I think she regretted not getting a graduate degree and, as the Alzheimer’s advanced, rather felt she had sacrificed too much.  As I said in the memorial service, she was the one who excelled in undergraduate studies, inducted into Phi Beta Kappa.  But I had a Master’s when we married and she determined to push me through to the doctorate.

She started two graduate programs at OU in the 80s, but her strong moral will led her to drop the programs, inspite of top grades.  In one case, there was a wholesale turnover of  the very faculty that she most respected. It didn’t help when she heard they were released, in part, because students felt they were too hard. In another case, she lost all respect for a  program when she observed widespread cheating during an exam and a professor who didn’t seem to care.

That same will was exercised in ways that became signs of dementia..  At one point, she announced that she was tired of cleaning house--a task we both shared and disliked.  But she went further and simply quit.  So, being retired, I picked up that task, though doing the  job less well.  

Then she quit washing, including her own clothes.  A certain sign, though not really a problem for me.  Ironically, one of the Wake Forest stories she liked to tell was about the rich girl who came to school never having had to wash her clothes.  Her dorm mates became aware that she was throwing away clothes after a few wears, so they took her in hand and taught her how to use the washing machines.

Can I date each of these things?  No, because I didn’t notice them at first.  And, in some cases, she just hadn’t gotten to doing something, she said. I tended to accept such statements since I just haven’t gotten to a number of things.  I’ve put off laying tile on one floor for so long that I’ve begun to like the pattern on the concrete.

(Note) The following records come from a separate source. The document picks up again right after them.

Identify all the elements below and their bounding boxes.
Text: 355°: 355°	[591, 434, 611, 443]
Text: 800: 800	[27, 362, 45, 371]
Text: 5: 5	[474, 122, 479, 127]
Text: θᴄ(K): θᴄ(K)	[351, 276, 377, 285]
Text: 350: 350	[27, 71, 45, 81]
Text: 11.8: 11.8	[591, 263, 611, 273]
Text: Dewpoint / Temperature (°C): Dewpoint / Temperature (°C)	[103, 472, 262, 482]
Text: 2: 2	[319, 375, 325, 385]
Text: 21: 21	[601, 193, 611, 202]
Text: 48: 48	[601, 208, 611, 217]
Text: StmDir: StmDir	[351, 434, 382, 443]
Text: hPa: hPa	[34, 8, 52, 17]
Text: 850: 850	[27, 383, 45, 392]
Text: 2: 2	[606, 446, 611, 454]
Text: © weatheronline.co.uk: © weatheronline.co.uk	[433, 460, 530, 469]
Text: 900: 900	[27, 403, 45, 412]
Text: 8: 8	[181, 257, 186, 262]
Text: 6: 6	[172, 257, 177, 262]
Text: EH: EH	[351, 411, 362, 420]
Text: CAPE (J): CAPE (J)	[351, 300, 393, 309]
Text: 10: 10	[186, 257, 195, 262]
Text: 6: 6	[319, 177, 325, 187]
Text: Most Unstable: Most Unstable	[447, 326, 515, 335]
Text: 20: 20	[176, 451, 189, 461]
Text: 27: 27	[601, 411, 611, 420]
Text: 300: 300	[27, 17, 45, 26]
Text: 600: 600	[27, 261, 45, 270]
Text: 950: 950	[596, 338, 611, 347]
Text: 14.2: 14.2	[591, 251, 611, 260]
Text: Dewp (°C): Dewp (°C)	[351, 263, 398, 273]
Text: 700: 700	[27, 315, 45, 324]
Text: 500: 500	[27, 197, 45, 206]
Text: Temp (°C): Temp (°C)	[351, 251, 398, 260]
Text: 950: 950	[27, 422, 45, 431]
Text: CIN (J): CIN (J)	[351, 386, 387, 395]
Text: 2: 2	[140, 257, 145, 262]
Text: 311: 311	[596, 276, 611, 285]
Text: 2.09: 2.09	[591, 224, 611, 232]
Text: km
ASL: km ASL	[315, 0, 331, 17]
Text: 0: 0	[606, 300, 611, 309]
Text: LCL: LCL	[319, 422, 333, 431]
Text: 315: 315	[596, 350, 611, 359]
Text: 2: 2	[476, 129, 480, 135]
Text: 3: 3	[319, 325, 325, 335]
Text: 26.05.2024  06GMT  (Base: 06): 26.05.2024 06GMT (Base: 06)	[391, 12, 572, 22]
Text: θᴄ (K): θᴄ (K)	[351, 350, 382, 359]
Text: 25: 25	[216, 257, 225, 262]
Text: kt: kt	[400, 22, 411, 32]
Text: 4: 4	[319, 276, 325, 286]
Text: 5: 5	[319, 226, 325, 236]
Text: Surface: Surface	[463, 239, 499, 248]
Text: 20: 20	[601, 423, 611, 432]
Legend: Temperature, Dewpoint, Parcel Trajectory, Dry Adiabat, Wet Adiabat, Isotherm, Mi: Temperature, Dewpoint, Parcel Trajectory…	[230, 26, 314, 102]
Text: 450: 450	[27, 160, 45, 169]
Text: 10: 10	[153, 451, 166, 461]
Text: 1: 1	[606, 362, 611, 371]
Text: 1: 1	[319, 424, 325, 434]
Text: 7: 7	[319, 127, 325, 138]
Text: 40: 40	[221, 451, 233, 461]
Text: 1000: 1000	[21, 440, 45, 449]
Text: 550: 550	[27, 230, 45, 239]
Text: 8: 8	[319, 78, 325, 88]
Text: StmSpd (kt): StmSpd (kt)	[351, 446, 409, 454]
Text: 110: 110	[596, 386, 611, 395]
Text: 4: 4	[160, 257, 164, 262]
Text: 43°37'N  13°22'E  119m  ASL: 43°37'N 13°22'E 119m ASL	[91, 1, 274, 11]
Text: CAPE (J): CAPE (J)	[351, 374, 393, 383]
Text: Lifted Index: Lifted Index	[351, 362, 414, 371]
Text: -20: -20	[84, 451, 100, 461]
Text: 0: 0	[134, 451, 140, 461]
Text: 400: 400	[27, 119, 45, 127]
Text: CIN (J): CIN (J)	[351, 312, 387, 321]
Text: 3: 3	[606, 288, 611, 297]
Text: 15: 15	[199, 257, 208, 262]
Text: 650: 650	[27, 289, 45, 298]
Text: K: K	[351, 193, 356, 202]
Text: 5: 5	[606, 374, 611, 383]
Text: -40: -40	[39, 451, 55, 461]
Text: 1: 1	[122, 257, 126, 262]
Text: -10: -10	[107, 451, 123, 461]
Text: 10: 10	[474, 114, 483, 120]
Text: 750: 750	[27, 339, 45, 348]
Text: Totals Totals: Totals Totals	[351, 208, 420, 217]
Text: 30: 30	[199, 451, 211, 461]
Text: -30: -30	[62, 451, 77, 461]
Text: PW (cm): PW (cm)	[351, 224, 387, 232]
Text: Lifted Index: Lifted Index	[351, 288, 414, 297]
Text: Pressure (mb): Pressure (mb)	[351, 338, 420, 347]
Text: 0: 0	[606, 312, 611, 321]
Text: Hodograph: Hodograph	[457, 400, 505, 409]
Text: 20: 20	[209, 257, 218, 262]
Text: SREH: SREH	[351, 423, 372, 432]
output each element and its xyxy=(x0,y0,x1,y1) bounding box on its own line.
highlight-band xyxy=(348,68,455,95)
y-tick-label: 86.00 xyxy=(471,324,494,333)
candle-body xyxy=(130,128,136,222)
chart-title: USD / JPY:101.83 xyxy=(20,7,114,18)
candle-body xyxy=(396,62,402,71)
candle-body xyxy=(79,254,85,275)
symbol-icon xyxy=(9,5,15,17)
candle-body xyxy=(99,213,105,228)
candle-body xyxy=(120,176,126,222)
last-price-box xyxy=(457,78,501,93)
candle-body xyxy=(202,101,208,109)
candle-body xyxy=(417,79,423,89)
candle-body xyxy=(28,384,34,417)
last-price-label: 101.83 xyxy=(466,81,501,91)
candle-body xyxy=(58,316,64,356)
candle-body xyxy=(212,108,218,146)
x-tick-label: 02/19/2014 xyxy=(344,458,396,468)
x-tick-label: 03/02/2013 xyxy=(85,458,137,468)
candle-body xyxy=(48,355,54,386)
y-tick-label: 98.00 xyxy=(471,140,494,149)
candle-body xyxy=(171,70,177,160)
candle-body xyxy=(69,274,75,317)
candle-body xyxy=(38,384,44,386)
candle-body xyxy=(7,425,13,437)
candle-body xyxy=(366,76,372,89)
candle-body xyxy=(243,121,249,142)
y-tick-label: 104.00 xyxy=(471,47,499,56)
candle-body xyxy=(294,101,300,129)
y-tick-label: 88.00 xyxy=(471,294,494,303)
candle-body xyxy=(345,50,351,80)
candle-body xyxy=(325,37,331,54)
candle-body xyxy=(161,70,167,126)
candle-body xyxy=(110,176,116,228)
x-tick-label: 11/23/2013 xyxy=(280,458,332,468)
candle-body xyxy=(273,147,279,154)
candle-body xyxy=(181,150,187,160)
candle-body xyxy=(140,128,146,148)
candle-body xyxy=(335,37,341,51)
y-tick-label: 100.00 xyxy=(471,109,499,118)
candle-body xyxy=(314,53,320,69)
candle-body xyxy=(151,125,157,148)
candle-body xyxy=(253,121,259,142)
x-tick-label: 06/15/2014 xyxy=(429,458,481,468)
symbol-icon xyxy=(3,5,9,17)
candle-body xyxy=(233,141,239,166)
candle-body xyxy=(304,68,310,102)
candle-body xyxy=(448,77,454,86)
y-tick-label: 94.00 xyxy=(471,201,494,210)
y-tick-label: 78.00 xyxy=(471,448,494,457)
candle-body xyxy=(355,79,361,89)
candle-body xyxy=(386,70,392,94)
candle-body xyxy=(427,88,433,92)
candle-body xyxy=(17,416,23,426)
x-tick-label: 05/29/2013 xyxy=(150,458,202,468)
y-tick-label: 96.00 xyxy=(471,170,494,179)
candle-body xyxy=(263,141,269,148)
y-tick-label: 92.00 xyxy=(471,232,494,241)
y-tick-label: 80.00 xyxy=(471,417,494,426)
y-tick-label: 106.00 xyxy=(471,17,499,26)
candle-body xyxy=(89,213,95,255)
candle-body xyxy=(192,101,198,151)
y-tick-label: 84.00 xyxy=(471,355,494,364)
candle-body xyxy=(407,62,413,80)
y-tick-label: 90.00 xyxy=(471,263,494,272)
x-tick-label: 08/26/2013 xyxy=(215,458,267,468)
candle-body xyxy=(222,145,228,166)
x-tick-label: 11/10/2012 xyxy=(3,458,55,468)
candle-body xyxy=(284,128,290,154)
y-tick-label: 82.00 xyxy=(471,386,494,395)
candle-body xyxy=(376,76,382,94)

And some things you don’t notice for some time.  When did she quit reading books?  She used to be able to tear through one a day, if she liked it.  When were newspaper and magazine articles too much?  When did she just start looking at the pictures?  Can’t say.

Too, when medications started, we were just treating certain memory lapses or something else.  We were not calling it anything at that point.  The doctor was reluctant to use the “A” word.

It became more real when he requested that I accompany my wife during the examinations. I needed to hear what the likelihoods were and what needed to be done.  Only at that point, did I begin to think of stages of Alzheimer’s.  

And even then, I questioned, because it turns out that there is no set order for the progress of the disease.  Different patients will have different symptoms.  In my wife’s case, for instance, until the last couple of weeks, she was communicating with me, though often without understandable words.  Expressions said a lot; sometimes actions. Only a bit of cold coffee in the cup? Turn the cup over to indicate you want more.

So I come full circle: beginnings are very hard to pin down.  Certain personality tendencies may gradually become more pronounced.  When it is noticeable, it has probably been developing for some time.  

I fear if a caregiver is asked too many times when it began, it only increases the burden.  One begins to wonder if the progress of the disease could have been arrested, if only one had been more alert to the early signs.  (I feel the answer is probably No.)

There’s are plenty of opportunities for guilty feelings when one is losing someone, without insistent questions.